Since auditors also have no control over the public statements made by a company or its executives, emphasized CAQ, investors cannot reasonably assume that such statements have been vetted and approved by the company’s auditor. Vague standards that permit auditor liability based on that assumption, or on an auditor’s consultation on accounting matters that are implicated in a misleading statement or omission by the company, said CAQ, would subject auditors to large litigation costs and risks when they have done nothing wrong.
In CAQ’s view, the interests of auditors and investors alike will be best served by clear standards delineating the circumstances in which auditors may incur liability in private securities fraud actions. Investors will benefit from knowing when they may rely on an auditor’s actual or assumed opinion concerning statements made by companies. Auditors will benefit from clear rules that will protect them from liability for non-violative conduct.
The CAQ believes that the Fourth Circuit’s decision in this case, and the liability standard it enshrines, disserves investor and auditor interests. The liability standard adopted by the Fourth Circuit is inconsistent with the Supreme Court’s 1994 Central Bank ruling that there is no private action against secondary actors for aiding and abetting securities fraud.

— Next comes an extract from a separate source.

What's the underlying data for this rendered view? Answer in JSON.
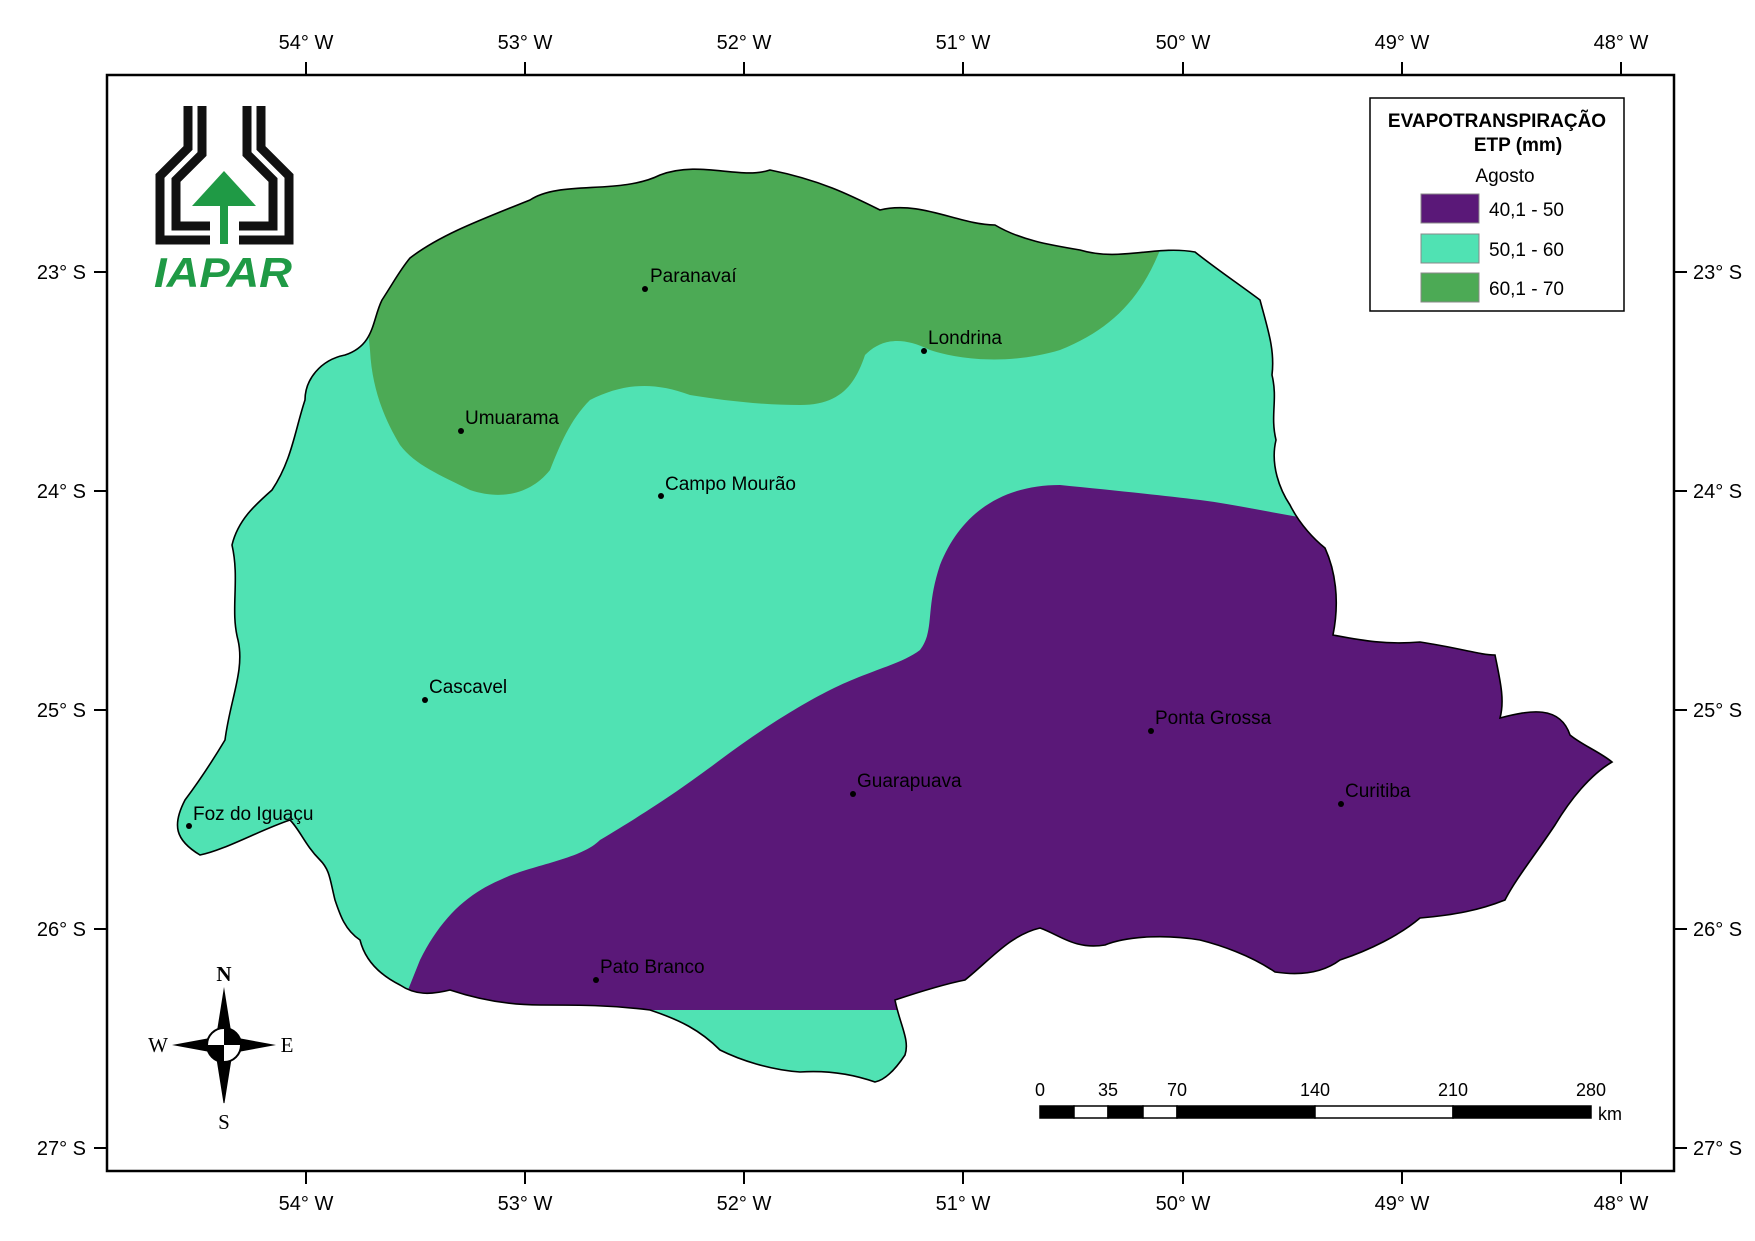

According to CAQ, the Fourth Circuit ignored Central Bank’s core principle requiring liability standards that draw a clear distinction between a defendant’s own statements or omissions and the statements or omissions of others by holding that a defendant may be deemed to have made a statement merely by participating in the writing or dissemination of a statement made by someone else.
While the Fourth Circuit standard emphasizes that investment advisers to the fund that issued the statement controlled the drafting and dissemination of the fund’s statements, much like corporate insiders, CAQ noted that the standard draws no distinction between insiders who control the issuance of a statement, and outside professionals such as auditors who do not exercise such control but might be said to have participated in the creation of the statement. The suggestion that primary liability can arise if a defendant participates to a sufficient degree would make it exceedingly difficult for outside professionals to obtain dismissal of a securities complaint if the professional had even the most fleeting involvement in the allegedly misleading statement.

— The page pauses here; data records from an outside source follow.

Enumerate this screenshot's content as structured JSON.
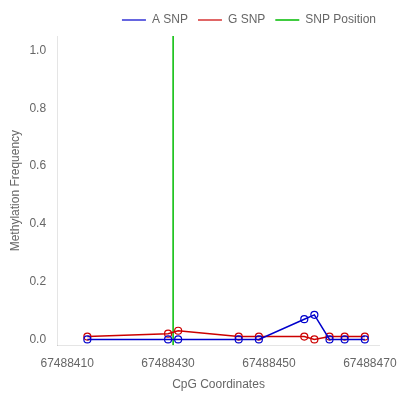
{
  "chart_data": {
    "type": "line",
    "xlabel": "CpG Coordinates",
    "ylabel": "Methylation Frequency",
    "x": [
      67488414,
      67488430,
      67488432,
      67488444,
      67488448,
      67488457,
      67488459,
      67488462,
      67488465,
      67488469
    ],
    "series": [
      {
        "name": "A SNP",
        "color": "#0000cc",
        "marker": "circle",
        "values": [
          0.0,
          0.0,
          0.0,
          0.0,
          0.0,
          0.07,
          0.085,
          0.0,
          0.0,
          0.0
        ]
      },
      {
        "name": "G SNP",
        "color": "#cc0000",
        "marker": "circle",
        "values": [
          0.01,
          0.02,
          0.03,
          0.01,
          0.01,
          0.01,
          0.0,
          0.01,
          0.01,
          0.01
        ]
      },
      {
        "name": "SNP Position",
        "color": "#00bb00",
        "type": "vline",
        "value": 67488431
      }
    ],
    "xlim": [
      67488408,
      67488472
    ],
    "xticks": [
      67488410,
      67488430,
      67488450,
      67488470
    ],
    "ylim": [
      -0.02,
      1.05
    ],
    "yticks": [
      {
        "value": 0.0,
        "label": "0.0"
      },
      0.2,
      0.4,
      0.6,
      0.8,
      {
        "value": 1.0,
        "label": "1.0"
      }
    ],
    "grid": false,
    "legend": "upper right"
  }
}
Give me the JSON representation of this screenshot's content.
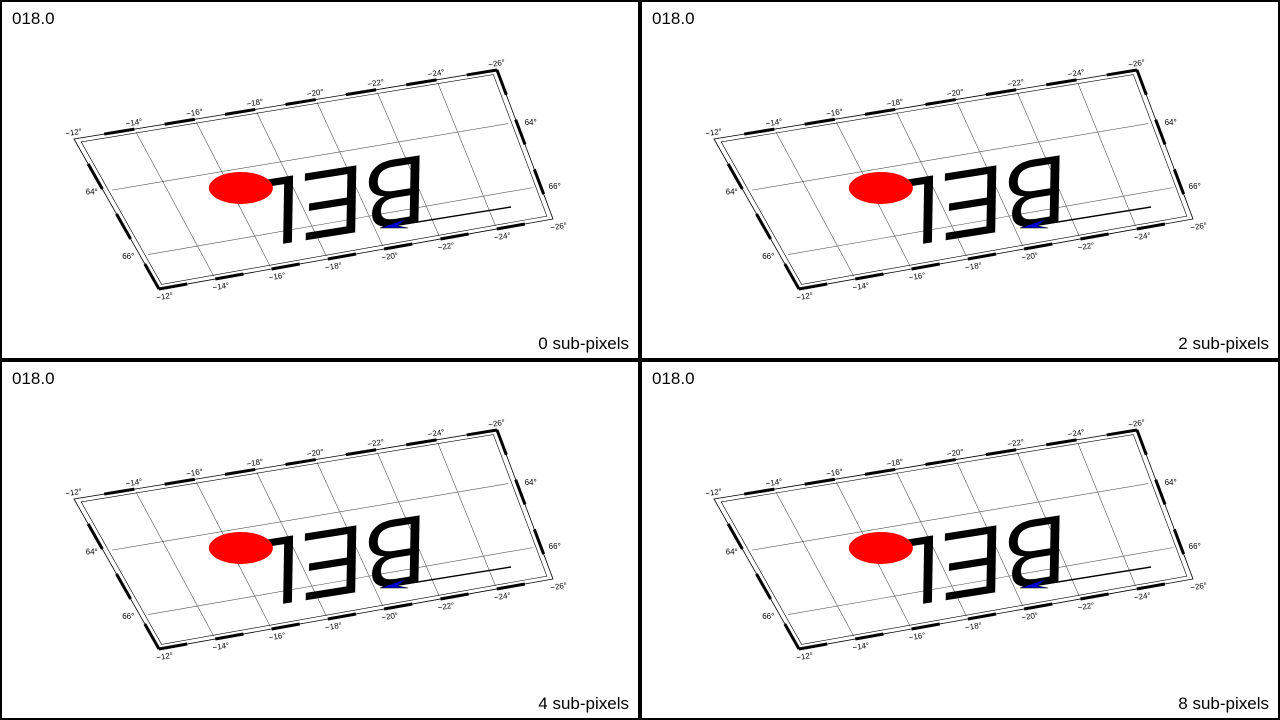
{
  "panels": [
    {
      "frame": "018.0",
      "subpixels": "0 sub-pixels"
    },
    {
      "frame": "018.0",
      "subpixels": "2 sub-pixels"
    },
    {
      "frame": "018.0",
      "subpixels": "4 sub-pixels"
    },
    {
      "frame": "018.0",
      "subpixels": "8 sub-pixels"
    }
  ],
  "map": {
    "text": "BEL",
    "top_lon_labels": [
      "−12°",
      "−14°",
      "−16°",
      "−18°",
      "−20°",
      "−22°",
      "−24°",
      "−26°"
    ],
    "bottom_lon_labels": [
      "−12°",
      "−14°",
      "−16°",
      "−18°",
      "−20°",
      "−22°",
      "−24°",
      "−26°"
    ],
    "left_lat_labels": [
      "64°",
      "66°"
    ],
    "right_lat_labels": [
      "64°",
      "66°"
    ],
    "colors": {
      "dot": "#ff0000",
      "arrow_head": "#0000c8",
      "frame": "#000000",
      "grid": "#555555"
    }
  }
}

Central Bank and the requirement that investors must prove reasonable reliance on the defendant’s statement also requires that they must prove that a statement was expressly attributed to the auditor or outside professional. Without such attribution, reasoned CAQ, investors can at most assume that the auditor endorsed a statement made by its client company, and reliance based on such an assumption is inherently unreasonable. Again, CAQ pointed out, auditors typically do not control a corporation’s statements or speak on its behalf.

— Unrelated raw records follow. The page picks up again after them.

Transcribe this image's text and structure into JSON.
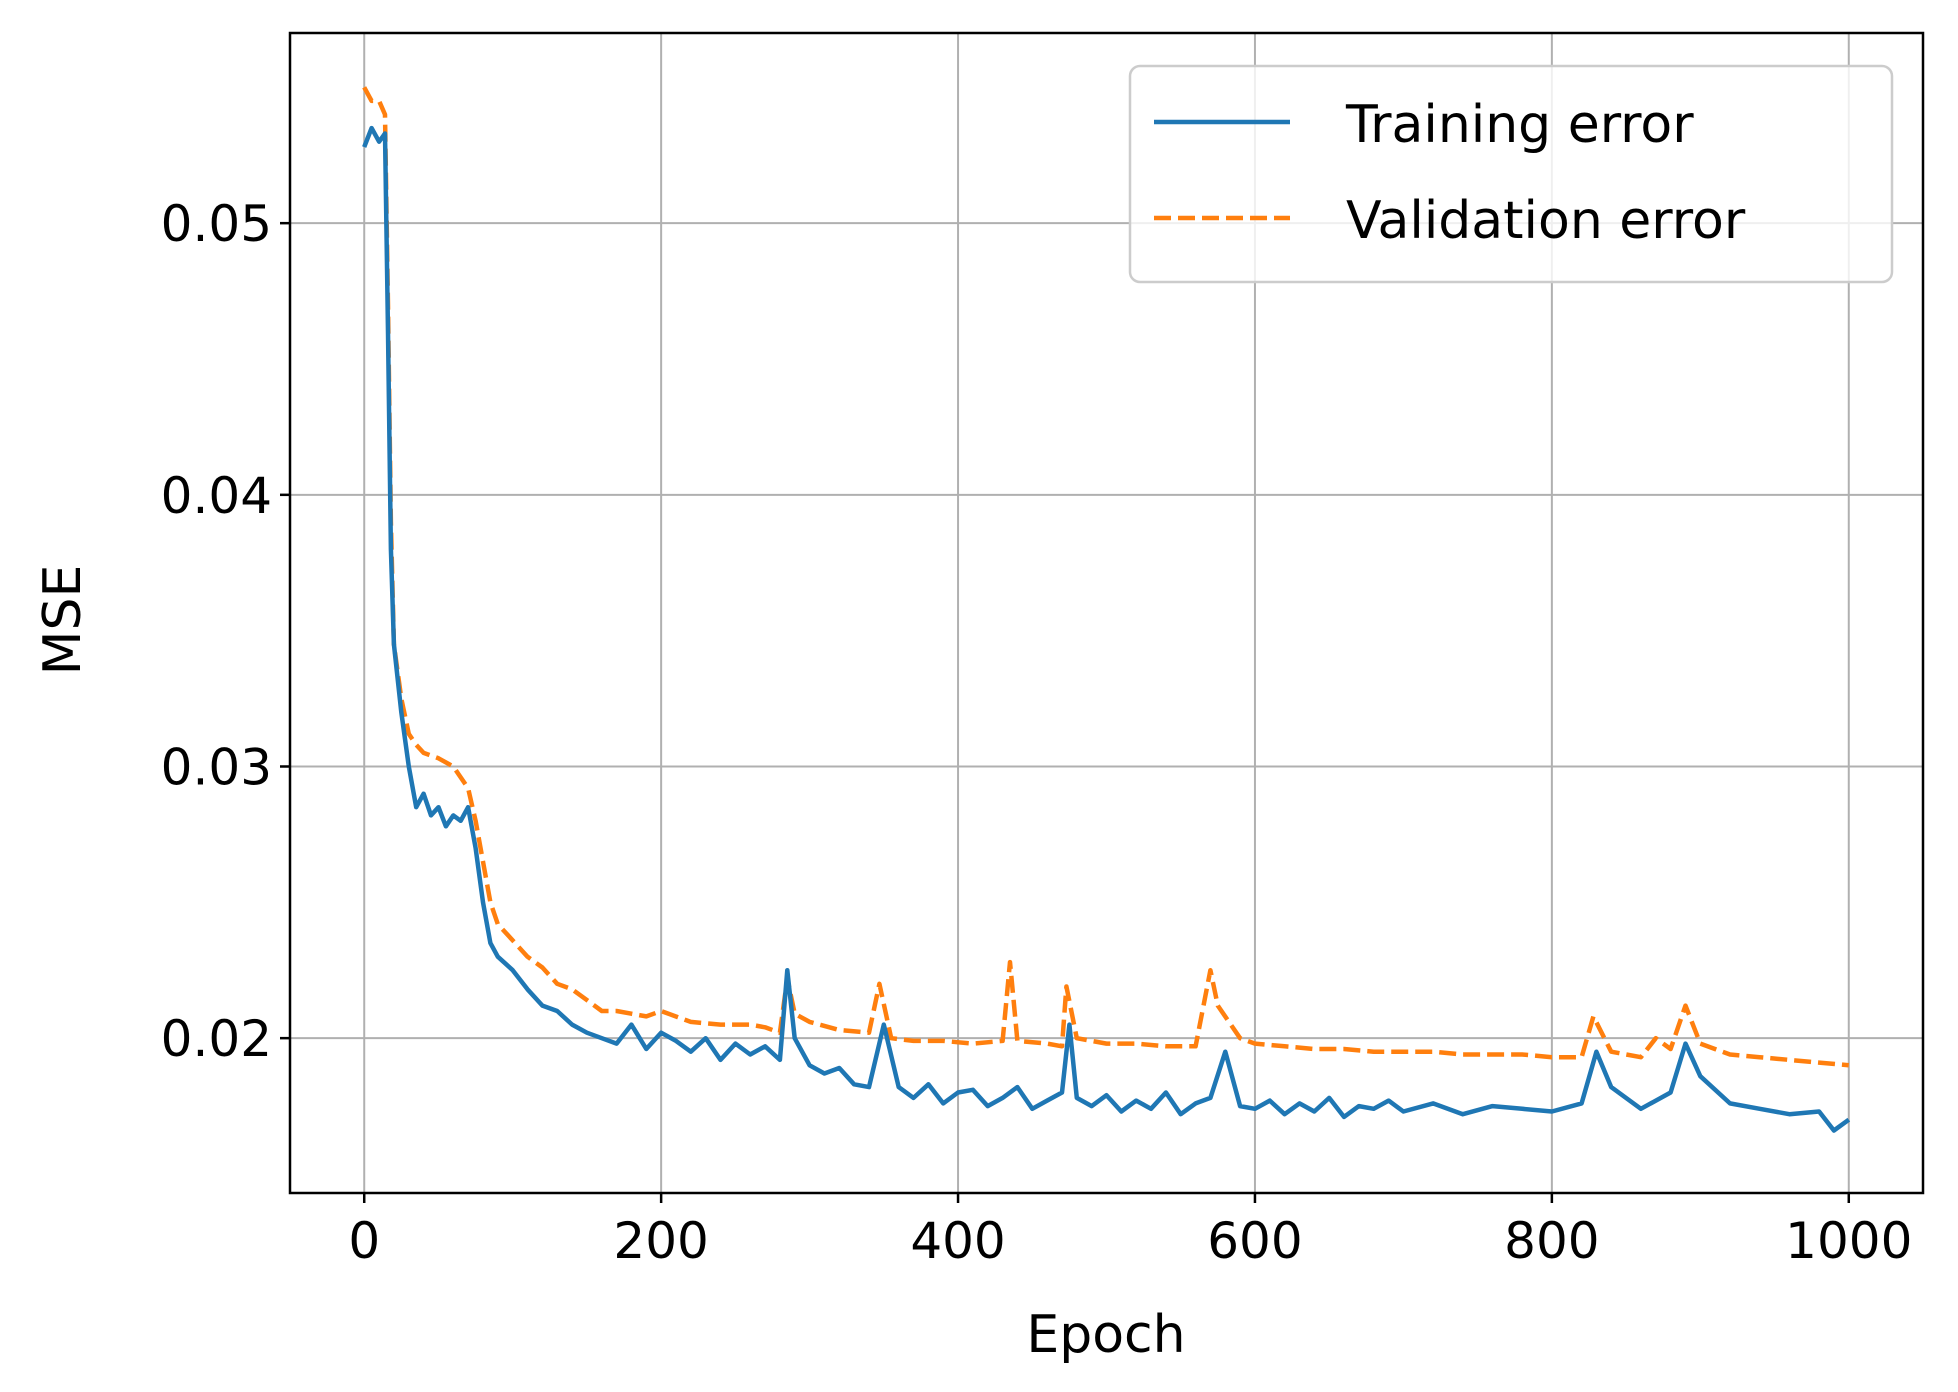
{
  "chart_data": {
    "type": "line",
    "title": "",
    "xlabel": "Epoch",
    "ylabel": "MSE",
    "xlim": [
      -50,
      1050
    ],
    "ylim": [
      0.0143,
      0.057
    ],
    "x_ticks": [
      0,
      200,
      400,
      600,
      800,
      1000
    ],
    "x_tick_labels": [
      "0",
      "200",
      "400",
      "600",
      "800",
      "1000"
    ],
    "y_ticks": [
      0.02,
      0.03,
      0.04,
      0.05
    ],
    "y_tick_labels": [
      "0.02",
      "0.03",
      "0.04",
      "0.05"
    ],
    "grid": true,
    "legend_position": "top-right",
    "series": [
      {
        "name": "Training error",
        "color": "#1f77b4",
        "style": "solid",
        "x": [
          0,
          5,
          10,
          14,
          16,
          18,
          20,
          25,
          30,
          35,
          40,
          45,
          50,
          55,
          60,
          65,
          70,
          75,
          80,
          85,
          90,
          100,
          110,
          120,
          130,
          140,
          150,
          160,
          170,
          180,
          190,
          200,
          210,
          220,
          230,
          240,
          250,
          260,
          270,
          280,
          285,
          290,
          300,
          310,
          320,
          330,
          340,
          350,
          360,
          370,
          380,
          390,
          400,
          410,
          420,
          430,
          440,
          450,
          460,
          470,
          475,
          480,
          490,
          500,
          510,
          520,
          530,
          540,
          550,
          560,
          570,
          580,
          590,
          600,
          610,
          620,
          630,
          640,
          650,
          660,
          670,
          680,
          690,
          700,
          720,
          740,
          760,
          780,
          800,
          820,
          830,
          840,
          860,
          880,
          890,
          900,
          920,
          940,
          960,
          980,
          990,
          1000
        ],
        "y": [
          0.0528,
          0.0535,
          0.053,
          0.0533,
          0.046,
          0.038,
          0.0345,
          0.032,
          0.03,
          0.0285,
          0.029,
          0.0282,
          0.0285,
          0.0278,
          0.0282,
          0.028,
          0.0285,
          0.027,
          0.025,
          0.0235,
          0.023,
          0.0225,
          0.0218,
          0.0212,
          0.021,
          0.0205,
          0.0202,
          0.02,
          0.0198,
          0.0205,
          0.0196,
          0.0202,
          0.0199,
          0.0195,
          0.02,
          0.0192,
          0.0198,
          0.0194,
          0.0197,
          0.0192,
          0.0225,
          0.02,
          0.019,
          0.0187,
          0.0189,
          0.0183,
          0.0182,
          0.0205,
          0.0182,
          0.0178,
          0.0183,
          0.0176,
          0.018,
          0.0181,
          0.0175,
          0.0178,
          0.0182,
          0.0174,
          0.0177,
          0.018,
          0.0205,
          0.0178,
          0.0175,
          0.0179,
          0.0173,
          0.0177,
          0.0174,
          0.018,
          0.0172,
          0.0176,
          0.0178,
          0.0195,
          0.0175,
          0.0174,
          0.0177,
          0.0172,
          0.0176,
          0.0173,
          0.0178,
          0.0171,
          0.0175,
          0.0174,
          0.0177,
          0.0173,
          0.0176,
          0.0172,
          0.0175,
          0.0174,
          0.0173,
          0.0176,
          0.0195,
          0.0182,
          0.0174,
          0.018,
          0.0198,
          0.0186,
          0.0176,
          0.0174,
          0.0172,
          0.0173,
          0.0166,
          0.017
        ]
      },
      {
        "name": "Validation error",
        "color": "#ff7f0e",
        "style": "dashed",
        "x": [
          0,
          5,
          10,
          14,
          16,
          18,
          20,
          25,
          30,
          35,
          40,
          50,
          60,
          70,
          75,
          80,
          85,
          90,
          100,
          110,
          120,
          130,
          140,
          150,
          160,
          170,
          180,
          190,
          200,
          220,
          240,
          260,
          270,
          280,
          285,
          290,
          300,
          320,
          340,
          347,
          355,
          370,
          390,
          410,
          430,
          435,
          440,
          460,
          470,
          473,
          480,
          500,
          520,
          540,
          560,
          570,
          575,
          590,
          600,
          620,
          640,
          660,
          680,
          700,
          720,
          740,
          760,
          780,
          800,
          820,
          828,
          840,
          860,
          870,
          880,
          890,
          900,
          920,
          940,
          960,
          980,
          1000
        ],
        "y": [
          0.055,
          0.0545,
          0.0545,
          0.054,
          0.047,
          0.039,
          0.0345,
          0.0325,
          0.0312,
          0.0308,
          0.0305,
          0.0303,
          0.03,
          0.0292,
          0.028,
          0.0265,
          0.025,
          0.0242,
          0.0236,
          0.023,
          0.0226,
          0.022,
          0.0218,
          0.0214,
          0.021,
          0.021,
          0.0209,
          0.0208,
          0.021,
          0.0206,
          0.0205,
          0.0205,
          0.0204,
          0.0202,
          0.0222,
          0.0209,
          0.0206,
          0.0203,
          0.0202,
          0.022,
          0.02,
          0.0199,
          0.0199,
          0.0198,
          0.0199,
          0.0228,
          0.0199,
          0.0198,
          0.0197,
          0.0219,
          0.02,
          0.0198,
          0.0198,
          0.0197,
          0.0197,
          0.0225,
          0.0212,
          0.02,
          0.0198,
          0.0197,
          0.0196,
          0.0196,
          0.0195,
          0.0195,
          0.0195,
          0.0194,
          0.0194,
          0.0194,
          0.0193,
          0.0193,
          0.0208,
          0.0195,
          0.0193,
          0.02,
          0.0196,
          0.0212,
          0.0198,
          0.0194,
          0.0193,
          0.0192,
          0.0191,
          0.019
        ]
      }
    ]
  }
}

Further, CAQ argued that imposing liability on an outside audit firm for a statement made by the company but not expressly attributed to the auditor would encourage investors to rely on the incorrect assumption that an auditor must have endorsed every statement a company makes merely because the auditor opines on the company’s financial statements taken as a whole. Investor interests would be best served by emphasizing, rather than obscuring, the difference between statements that have been made by an auditor and those that have not, concluded CAQ.